Abstract

Introduction: Antithrombotic agents are one of major risk factors for delayed hemorrhage after colonic EMR. Whereas the patients without antithrombotic therapy can be performed colonic EMR relatively safe, there are several risks to receive colonic EMR. The aim of present study was to evaluate the risk factors of the delayed hemorrhage after colonic EMR in patients without antithrombotic therapy. Methods: The present study included 995 patients with colonic EMR from January 2013 to December 2016 in Saga Medical Centre Koseikan. The patients who received antithrombotic therapy were excluded from the study. The risk factors were evaluated regarding the patient-characteristics, the lesion-characteristics, and prevented hemoclips. Delayed hemorrhage was defined that the emergency endoscopic hemostasis was applied for bleeding more than 24 h after the EMR procedure. Results: Totally, 2,034 polyps of 995 patients were evaluated in the present study.
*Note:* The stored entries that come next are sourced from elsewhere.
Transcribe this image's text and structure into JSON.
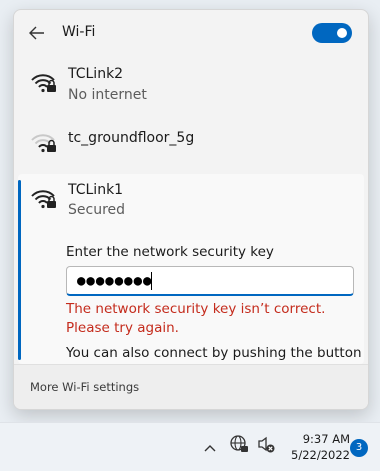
{
  "header": {
    "title": "Wi-Fi",
    "back_icon": "back-arrow-icon",
    "toggle_on": true
  },
  "networks": [
    {
      "name": "TCLink2",
      "status": "No internet",
      "icon": "wifi-secured-icon"
    },
    {
      "name": "tc_groundfloor_5g",
      "status": "",
      "icon": "wifi-secured-icon"
    }
  ],
  "expanded": {
    "name": "TCLink1",
    "status": "Secured",
    "icon": "wifi-secured-icon",
    "key_label": "Enter the network security key",
    "key_value": "●●●●●●●●",
    "error": "The network security key isn’t correct. Please try again.",
    "wps_text": "You can also connect by pushing the button"
  },
  "footer": {
    "more_settings": "More Wi-Fi settings"
  },
  "taskbar": {
    "time": "9:37 AM",
    "date": "5/22/2022",
    "notification_count": "3"
  },
  "colors": {
    "accent": "#0067c0",
    "error": "#c42b1c"
  }
}
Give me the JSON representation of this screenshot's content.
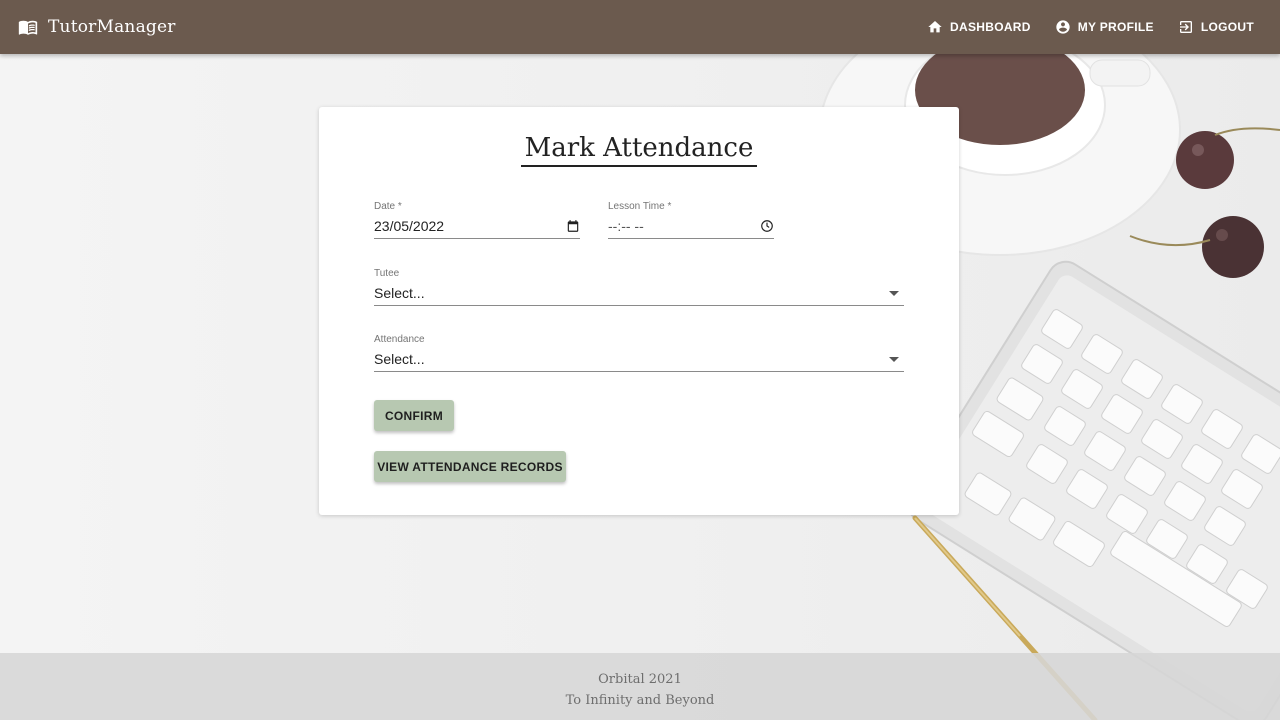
{
  "app": {
    "name": "TutorManager",
    "icon": "book-open-icon"
  },
  "nav": [
    {
      "label": "DASHBOARD",
      "icon": "home-icon"
    },
    {
      "label": "MY PROFILE",
      "icon": "account-circle-icon"
    },
    {
      "label": "LOGOUT",
      "icon": "logout-icon"
    }
  ],
  "form": {
    "title": "Mark Attendance",
    "date": {
      "label": "Date *",
      "value": "23/05/2022",
      "icon": "calendar-icon"
    },
    "lesson_time": {
      "label": "Lesson Time *",
      "value": "--:-- --",
      "icon": "clock-icon"
    },
    "tutee": {
      "label": "Tutee",
      "value": "Select..."
    },
    "attendance": {
      "label": "Attendance",
      "value": "Select..."
    },
    "confirm_label": "CONFIRM",
    "view_records_label": "VIEW ATTENDANCE RECORDS"
  },
  "footer": {
    "line1": "Orbital 2021",
    "line2": "To Infinity and Beyond"
  },
  "colors": {
    "appbar": "#6b5a4e",
    "button": "#b7c8b1",
    "card": "#ffffff",
    "footer": "#d6d6d6"
  }
}
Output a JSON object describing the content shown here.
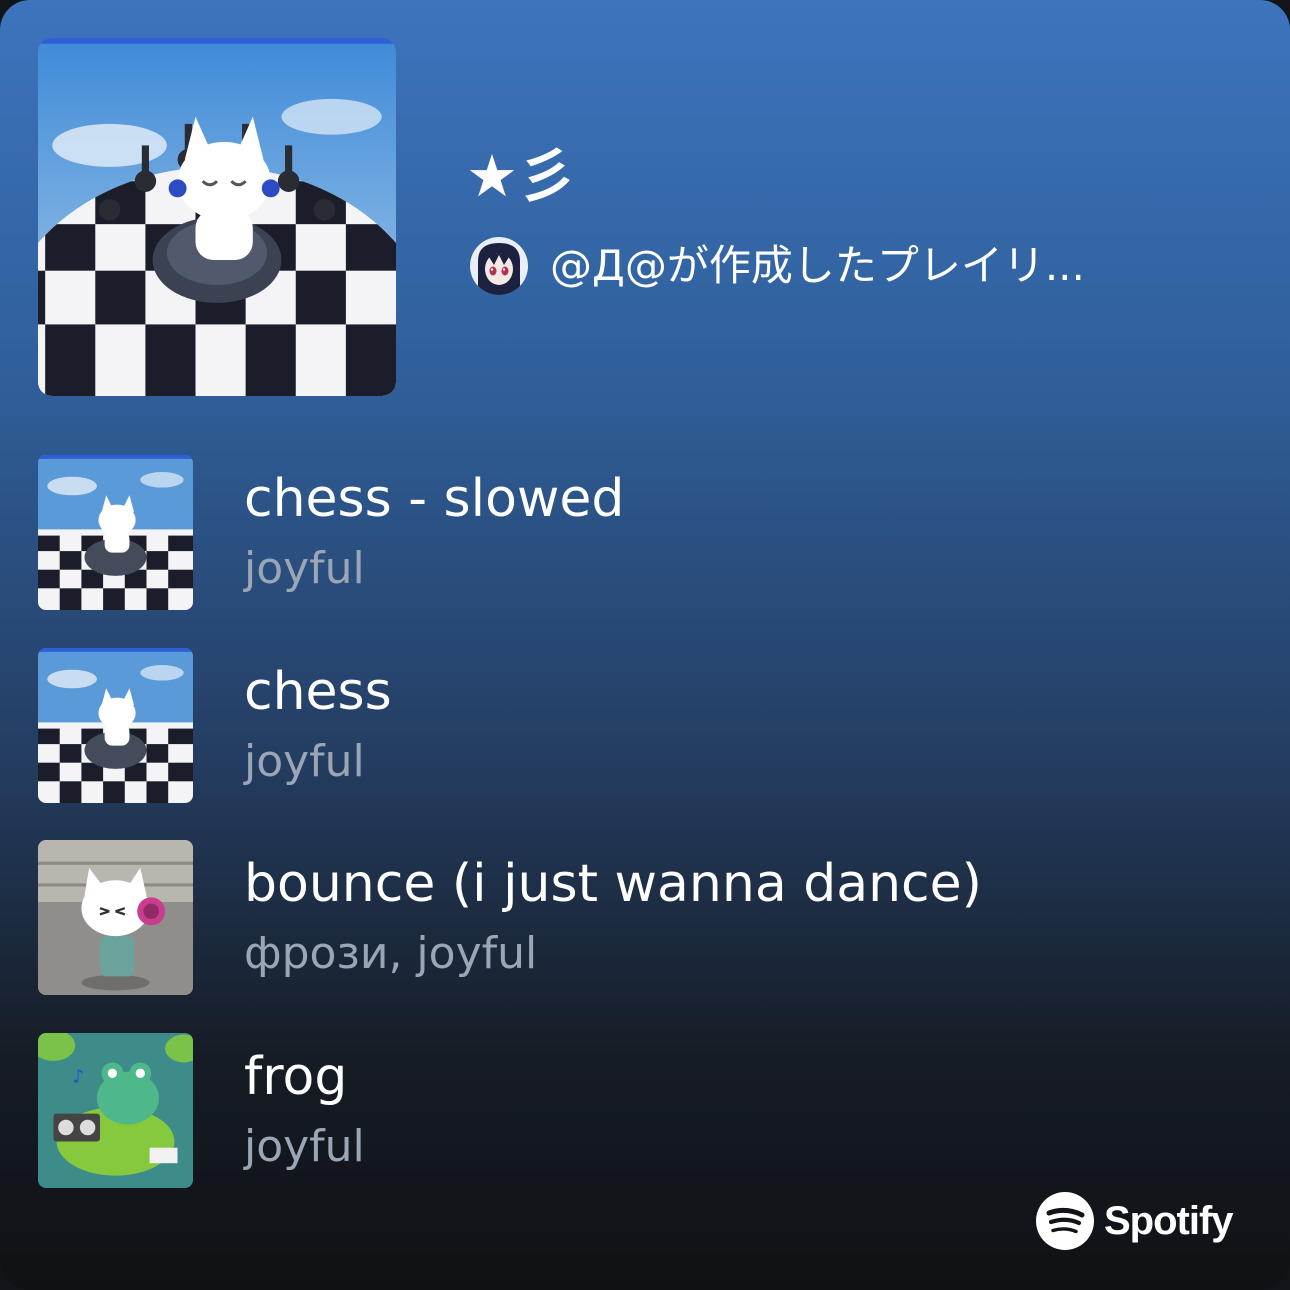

The average of age was 68.0 years old and the average polyp size was 7.6 mm. Delayed hemorrhage occurred in 14 patients (1.4%). Multivariate analysis indicated that delayed hemorrhage occurred more frequently in the young patients (age <70 years old, P<0.01), and in the large polyp (size >10mm, P=0.01). Prevented hemoclips were applied for the 284 patients (28.5%), and the clips were not statistically effective for delayed bleeding. Conclusion: The present pilot retrospective chart review suggested that the relatively young age (age <70 years old) and the relatively large polyps (size >10 mm) might be risks for the patients without antithrombotic therapy, which warrant a further clinical trial with multicenter study in Japan.